Yum! Brands (YUM), parent of the Pizza Hut, Taco Bell, and Kentucky Fried Chicken brands, and McDonalds (MCD) continue their push into emerging markets. China is YUM's largest market now, comprising 42 percent of total revenue. In the second quarter, sales in China surged 33 percent year-over-year as same-store jumped 17 percent. One note of caution here is the pressure from rising commodity costs. In its latest sales report, the Golden Arches' August comparable global sales growth of 3.5 percent missed analysts' calls for 5 percent. YUM is trading near $52, about in the middle of its $44.80 to $57.75 52-week range. MCD is trading near $86, in the upper end of its $72.14 to $91.22 52-week range.
3M (MMM), a diversified manufacturer and technology company with operations in more than 65 countries, has invested abroad and is expanding through both organic growth and acquisitions. The company has a solid capital structure and a 2.9 percent dividend yield. MMM is trading near its 52-week low of $76 and is down nearly 12 percent so far in 2011.
The Dow Chemical Co. (DOW) has been expanding in emerging markets and in its Q2 earnings report hiked its outlook. There is an attractive 3.5 percent dividend yield. The stock trades near $25.75, at the bottom of its 52-week range, though some analysts stress that the price-to-book value remains high.
Two of the bigger tech firms that have already grown an emerging market presence—and look to continue—are Intel (INTC), trading near $20.28, about in the middle of its $18.20 to $23.96 52-week range, and International Business Machines (IBM), at $162.42, in the upper end of its $128.43 to $185.63 52-week range.
Several analysts point to Caterpillar (CAT) when thinking of companies positioned to benefit from global construction growth. The world's largest producer of earthmoving equipment sells plenty of machinery to emerging markets and is making more of its equipment in plants operating right in those markets. CAT, which pays a 2.2 percent dividend yield, is drifting in the lower portion of its $70.80 to $116.55 52-week range, last near $83.
Similarly, Deere & Co. (DE), trading near $75, has increased its manufacturing presence directly on Chinese soil. It offers a 2.1 percent dividend yield. Expectations for stronger foreign capital inflows to China due to signs of slowing inflation, is seen as a boon for the cyclical manufacturing sector.

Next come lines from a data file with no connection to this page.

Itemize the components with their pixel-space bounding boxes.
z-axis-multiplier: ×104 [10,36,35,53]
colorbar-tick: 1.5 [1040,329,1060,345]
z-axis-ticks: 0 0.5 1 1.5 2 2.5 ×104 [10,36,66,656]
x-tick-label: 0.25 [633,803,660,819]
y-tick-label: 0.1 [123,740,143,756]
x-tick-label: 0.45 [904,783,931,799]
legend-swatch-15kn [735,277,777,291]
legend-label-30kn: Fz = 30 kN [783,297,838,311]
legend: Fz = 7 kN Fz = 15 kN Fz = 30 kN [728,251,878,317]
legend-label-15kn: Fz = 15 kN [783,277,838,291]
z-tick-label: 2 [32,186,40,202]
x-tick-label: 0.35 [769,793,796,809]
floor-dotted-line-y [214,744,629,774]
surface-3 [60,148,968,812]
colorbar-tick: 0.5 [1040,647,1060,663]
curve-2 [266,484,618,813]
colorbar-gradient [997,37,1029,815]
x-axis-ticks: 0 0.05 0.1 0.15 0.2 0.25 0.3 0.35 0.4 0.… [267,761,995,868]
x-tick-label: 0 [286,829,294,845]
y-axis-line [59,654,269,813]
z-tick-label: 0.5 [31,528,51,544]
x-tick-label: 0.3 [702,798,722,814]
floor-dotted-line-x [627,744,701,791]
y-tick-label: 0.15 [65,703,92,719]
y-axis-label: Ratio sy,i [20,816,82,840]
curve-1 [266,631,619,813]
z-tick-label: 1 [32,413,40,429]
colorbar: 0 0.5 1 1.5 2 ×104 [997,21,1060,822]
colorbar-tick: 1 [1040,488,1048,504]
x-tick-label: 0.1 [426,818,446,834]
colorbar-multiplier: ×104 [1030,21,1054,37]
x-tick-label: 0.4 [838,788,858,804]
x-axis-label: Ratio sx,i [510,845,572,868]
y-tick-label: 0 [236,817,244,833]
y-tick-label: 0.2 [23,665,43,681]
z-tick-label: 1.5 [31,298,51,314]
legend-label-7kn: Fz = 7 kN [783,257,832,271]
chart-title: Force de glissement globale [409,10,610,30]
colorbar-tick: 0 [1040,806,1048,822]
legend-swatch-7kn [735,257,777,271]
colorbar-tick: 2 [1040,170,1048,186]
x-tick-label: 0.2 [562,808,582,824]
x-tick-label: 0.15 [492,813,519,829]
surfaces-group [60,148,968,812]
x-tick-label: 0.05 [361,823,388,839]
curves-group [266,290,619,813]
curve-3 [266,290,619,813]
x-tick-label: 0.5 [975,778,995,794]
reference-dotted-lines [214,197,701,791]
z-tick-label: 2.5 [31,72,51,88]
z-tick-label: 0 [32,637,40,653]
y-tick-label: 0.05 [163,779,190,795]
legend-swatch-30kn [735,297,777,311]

Sector-specific exchange-traded funds (ETFs) can also provide export exposure. They include:
Market Vectors Agribusiness (MOO): Tracks the DAXglobal Agribusiness Index, a benchmark for companies that generate at least half of their revenues in agriculture. The United States is one of the largest exporters of livestock, grains, and other food products to markets around the world. Some 40 percent of MOO's assets are U.S. stocks, with the remainder spread across Canada, Singapore, Switzerland, and other smaller contributors.
Aerospace & Defense (PPA): Offers exposure to companies involved in the development, manufacturing, operations, and support of U.S. defense, homeland security, and aerospace operations, as well as other industrial goods.
Semiconductor HOLDRS (SMH) gives the bulk of its holdings to Intel, Texas Instruments, and Applied Materials, and all three compete well on global markets, standing to benefit from reduced trade barriers that could allow them to better compete with heavily tech-dominant Taiwan and South Korea.
Dow Jones U.S. Pharmaceuticals Index Fund (IHE): With much of the focus of late on U.S. passage of a healthcare reform package that is seen as less-than-favorable to Big Pharma, the industry could find greater overseas opportunities.